Whereas the Unison/Lycoming system meters mass fuel flow to all injectors, the Continental FADEC uses tiny solenoids between the fuel-delivery spider and injector nozzles — the standard engine-driven pump is retained — which more resembles an automotive system than standard aircraft fare. These solenoids precisely meter fuel flow to each cylinder; they are also manipulated individually, giving Continental the opportunity to tailor the fuel/air ratios at each cylinder regardless of intake-tract quirks or environmental conditions. The remainder of the induction system can be either Continental's tuned, top-down system or the more common runner-updraft setup.

Continental intends to run its FADEC engines on the lean side of peak EGT — by about 50 degrees Fahrenheit — for best-economy operations up to 65-percent power. For takeoff, climb, and maximum-power cruise, the FADEC will command best-power mixture settings. Individual EGT and cylinder-head temperature probes will monitor the results, and the computer can call for additional fuel or reset ignition timing for any cylinder individually should either parameter exceed preset limits. Optional on the TCM setup is automated control of the boost pump.

Because the fuel-delivery computers will have access to flow information and various temperatures, expect to see cockpit instrumentation a step beyond what we have now. In addition to the multi-cylinder EGT and CHT readouts, expect to see calculated percent of power and integral, sophisticated fuel computers. Continental will offer an optional cockpit display that will include a health monitor, essentially an annunciator panel that will point out exceeded conditions to the pilot; this will relieve the pilot of having to include every engine instrument in his scan.

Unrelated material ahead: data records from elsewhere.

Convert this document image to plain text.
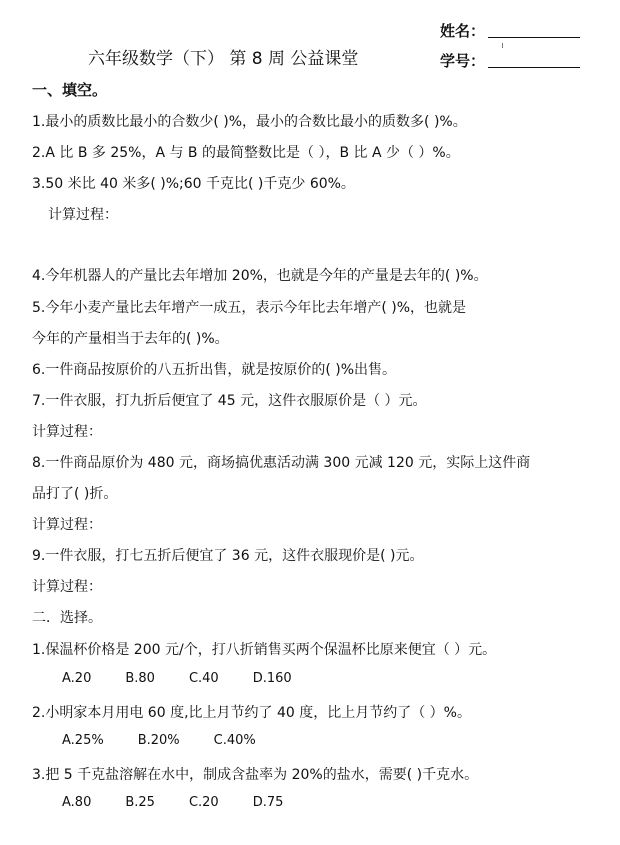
六年级数学（下） 第 8 周 公益课堂
姓名：
学号：
一、填空。
1.最小的质数比最小的合数少( )%，最小的合数比最小的质数多( )%。
2.A 比 B 多 25%，A 与 B 的最简整数比是（ ），B 比 A 少（ ）%。
3.50 米比 40 米多( )%;60 千克比( )千克少 60%。
计算过程：
4.今年机器人的产量比去年增加 20%，也就是今年的产量是去年的( )%。
5.今年小麦产量比去年增产一成五，表示今年比去年增产( )%，也就是
今年的产量相当于去年的( )%。
6.一件商品按原价的八五折出售，就是按原价的( )%出售。
7.一件衣服，打九折后便宜了 45 元，这件衣服原价是（ ）元。
计算过程：
8.一件商品原价为 480 元，商场搞优惠活动满 300 元减 120 元，实际上这件商
品打了( )折。
计算过程：
9.一件衣服，打七五折后便宜了 36 元，这件衣服现价是( )元。
计算过程：
二．选择。
1.保温杯价格是 200 元/个，打八折销售买两个保温杯比原来便宜（ ）元。
A.20	B.80	C.40	D.160
2.小明家本月用电 60 度,比上月节约了 40 度，比上月节约了（ ）%。
A.25%	B.20%	C.40%
3.把 5 千克盐溶解在水中，制成含盐率为 20%的盐水，需要( )千克水。
A.80	B.25	C.20	D.75
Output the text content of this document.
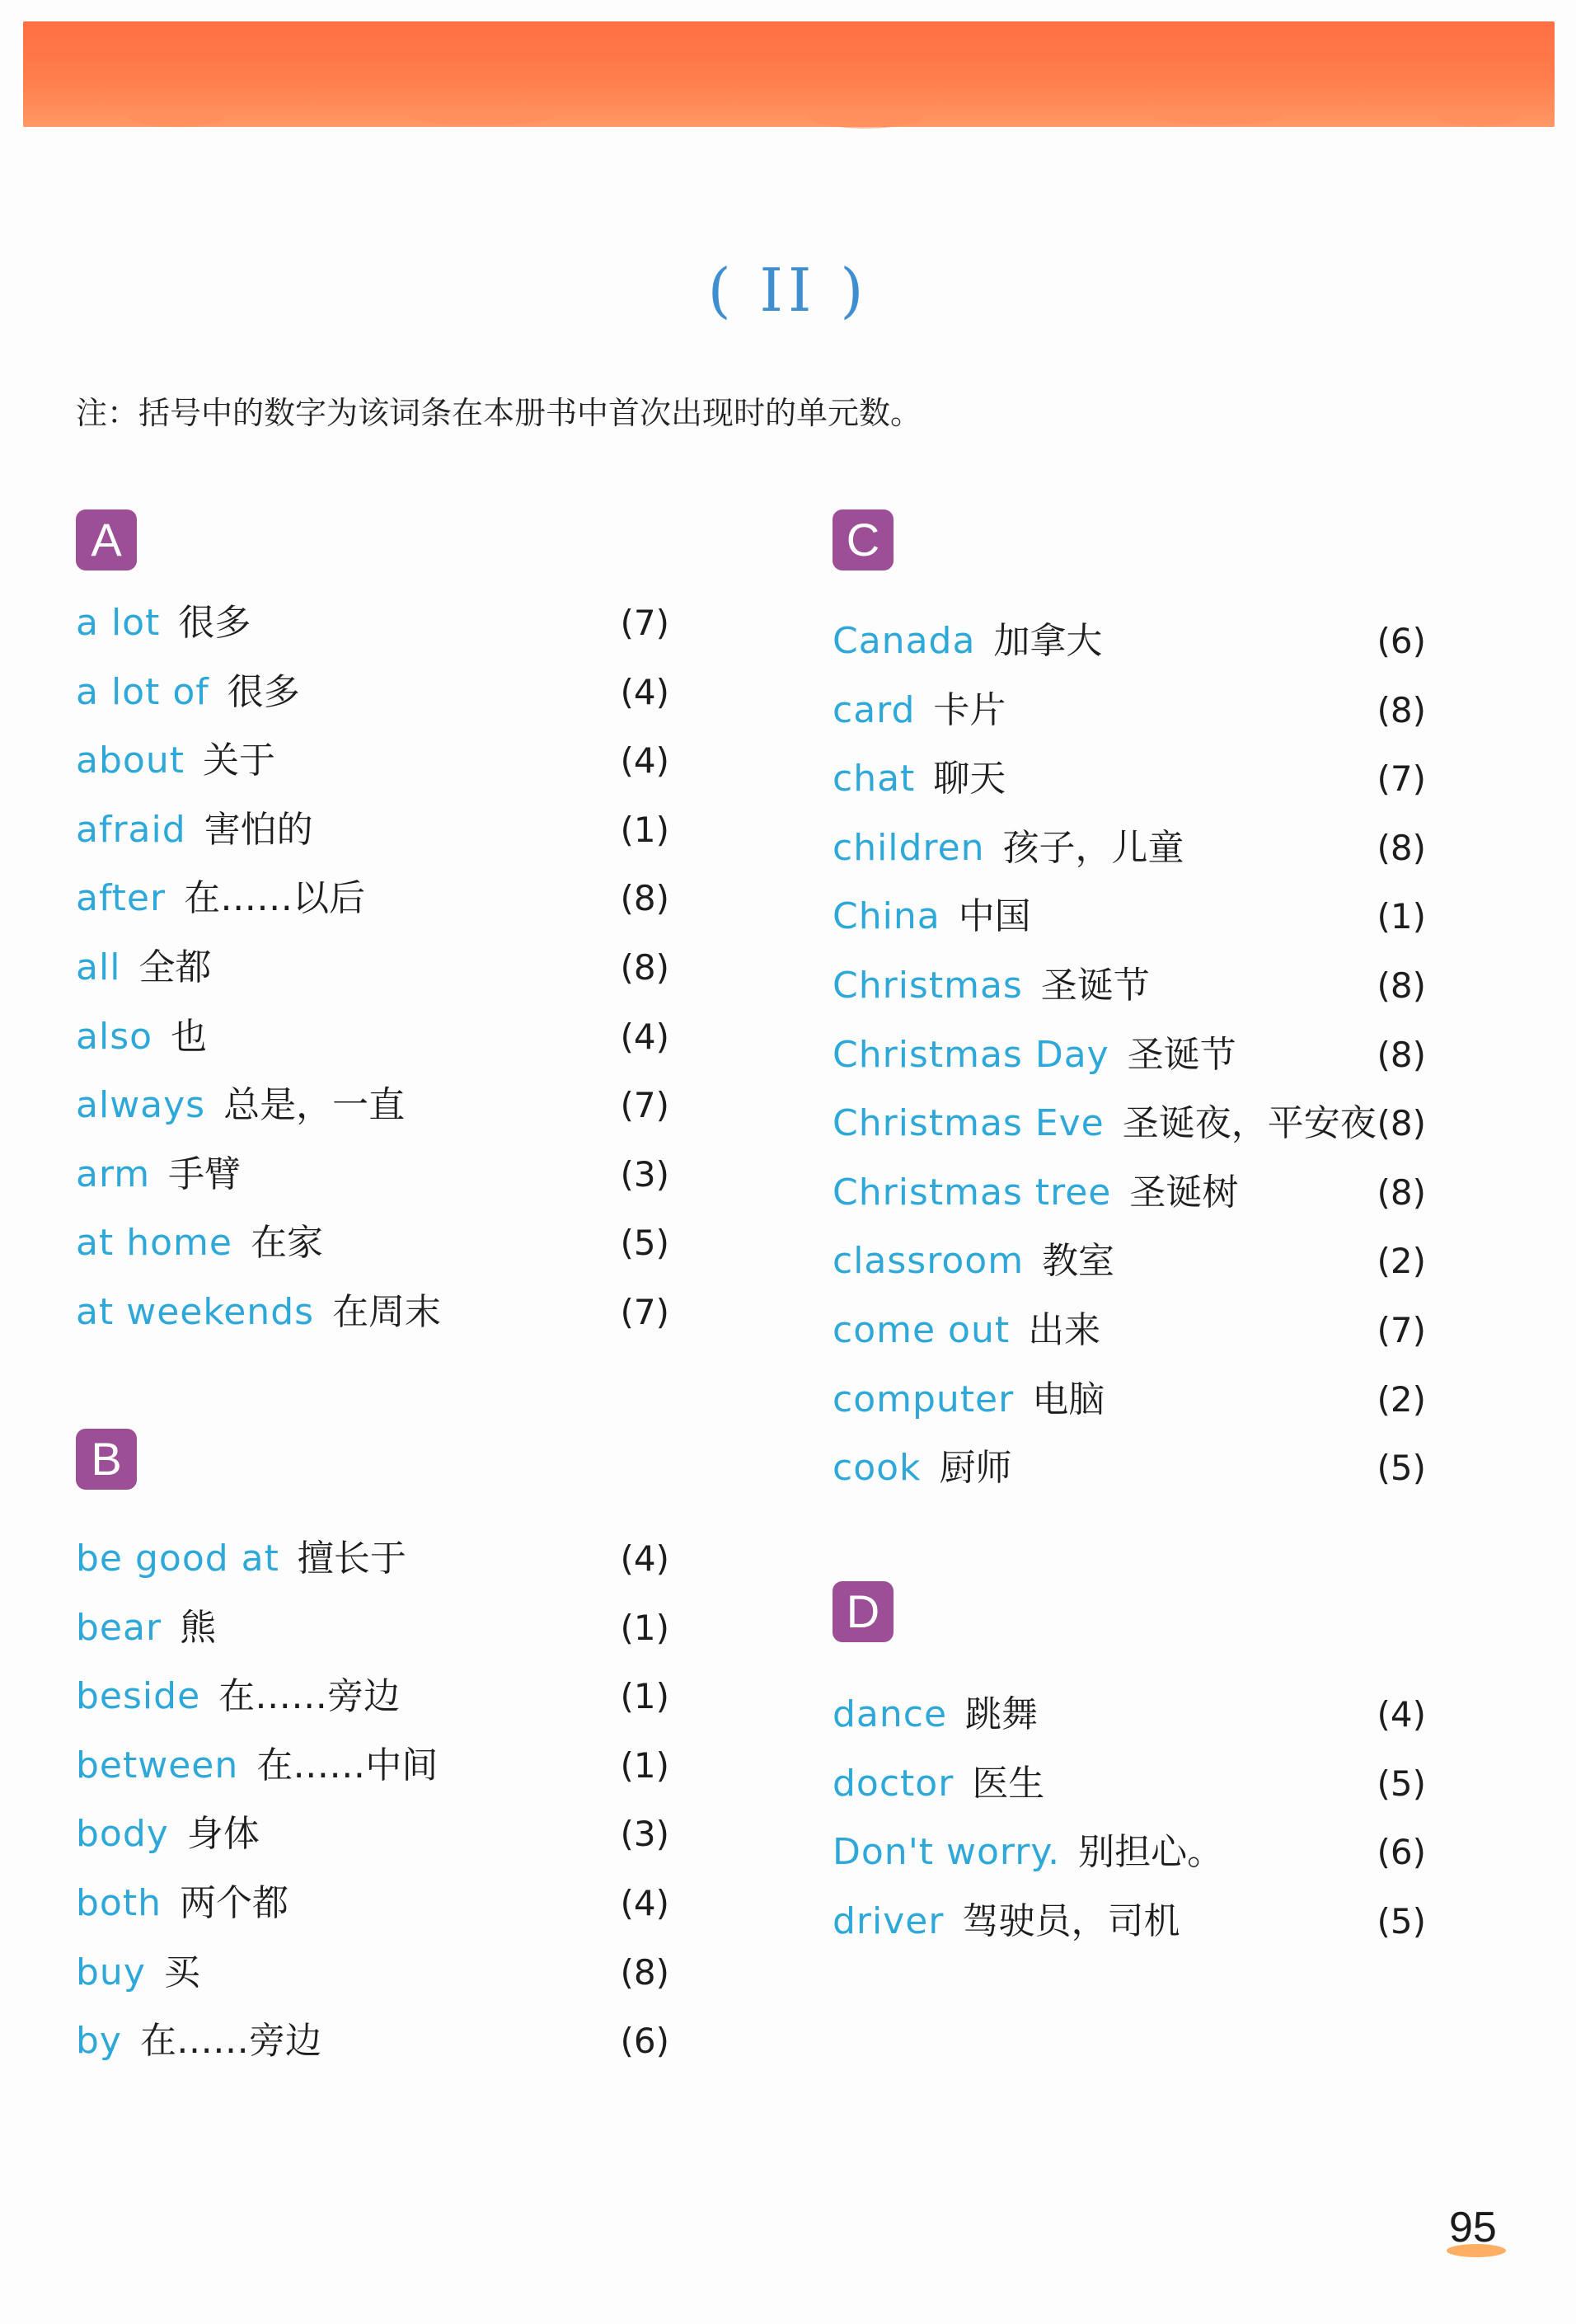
( II )
注：括号中的数字为该词条在本册书中首次出现时的单元数。
A
a lot 很多	(7)
a lot of 很多	(4)
about 关于	(4)
afraid 害怕的	(1)
after 在……以后	(8)
all 全都	(8)
also 也	(4)
always 总是，一直	(7)
arm 手臂	(3)
at home 在家	(5)
at weekends 在周末	(7)
B
be good at 擅长于	(4)
bear 熊	(1)
beside 在……旁边	(1)
between 在……中间	(1)
body 身体	(3)
both 两个都	(4)
buy 买	(8)
by 在……旁边	(6)
C
Canada 加拿大	(6)
card 卡片	(8)
chat 聊天	(7)
children 孩子，儿童	(8)
China 中国	(1)
Christmas 圣诞节	(8)
Christmas Day 圣诞节	(8)
Christmas Eve 圣诞夜，平安夜 (8)
Christmas tree 圣诞树	(8)
classroom 教室	(2)
come out 出来	(7)
computer 电脑	(2)
cook 厨师	(5)
D
dance 跳舞	(4)
doctor 医生	(5)
Don't worry. 别担心。	(6)
driver 驾驶员，司机	(5)
95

Continental is carrying out testing of its FADEC on an IO-240-powered Diamond Katana; the prototype was shown at Oshkosh this year. Diamond expects to put the system on a version of the D1 Katana as soon as it's ready. Diamond President Michael Slingluff says, "We are excited about the possibilities of the system and definitely want to see it into production." Continental also is eyeing the retrofit market.

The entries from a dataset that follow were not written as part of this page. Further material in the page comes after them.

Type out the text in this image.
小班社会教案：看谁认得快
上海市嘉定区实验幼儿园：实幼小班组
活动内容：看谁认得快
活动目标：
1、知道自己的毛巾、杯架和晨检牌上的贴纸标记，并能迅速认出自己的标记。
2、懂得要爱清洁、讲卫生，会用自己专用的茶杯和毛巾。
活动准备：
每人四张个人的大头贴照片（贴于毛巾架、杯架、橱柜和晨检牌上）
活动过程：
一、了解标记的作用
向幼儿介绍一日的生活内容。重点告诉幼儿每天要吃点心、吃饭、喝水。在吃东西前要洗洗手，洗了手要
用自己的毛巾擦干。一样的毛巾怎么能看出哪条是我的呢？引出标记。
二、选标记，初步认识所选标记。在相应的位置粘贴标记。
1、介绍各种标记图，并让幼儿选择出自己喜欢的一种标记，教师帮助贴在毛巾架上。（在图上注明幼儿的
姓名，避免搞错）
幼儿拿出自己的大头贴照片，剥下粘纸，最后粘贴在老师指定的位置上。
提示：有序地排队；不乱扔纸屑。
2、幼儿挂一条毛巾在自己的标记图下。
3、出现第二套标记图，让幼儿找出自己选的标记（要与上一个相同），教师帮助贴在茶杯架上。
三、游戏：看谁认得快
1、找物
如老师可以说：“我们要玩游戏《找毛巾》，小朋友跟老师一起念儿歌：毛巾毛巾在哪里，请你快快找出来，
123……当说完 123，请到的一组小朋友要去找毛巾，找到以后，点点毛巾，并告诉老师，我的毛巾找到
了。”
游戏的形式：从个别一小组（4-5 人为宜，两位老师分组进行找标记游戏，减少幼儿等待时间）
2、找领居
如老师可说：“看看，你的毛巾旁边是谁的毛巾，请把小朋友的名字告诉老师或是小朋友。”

Finally, it's worthwhile to note that Continental's and Lycoming/Unison's systems employ integral data logging. Should your shiny new, electronically managed engine go poof halfway to TBO, the manufacturer or maintenance facility will be able to view the operating conditions of the engine to see whether it's been abused. A better deal for owners is this: Presumably, with the system working properly, there will be no way for the pilot to abuse the engine — all key parameters will be controlled by the computer — so the engine makers will have a harder time hiding warranty coverage behind the old barricade of pilot incompetence. Big brother may be watching the way you fly, but it's possible he'll be on your side.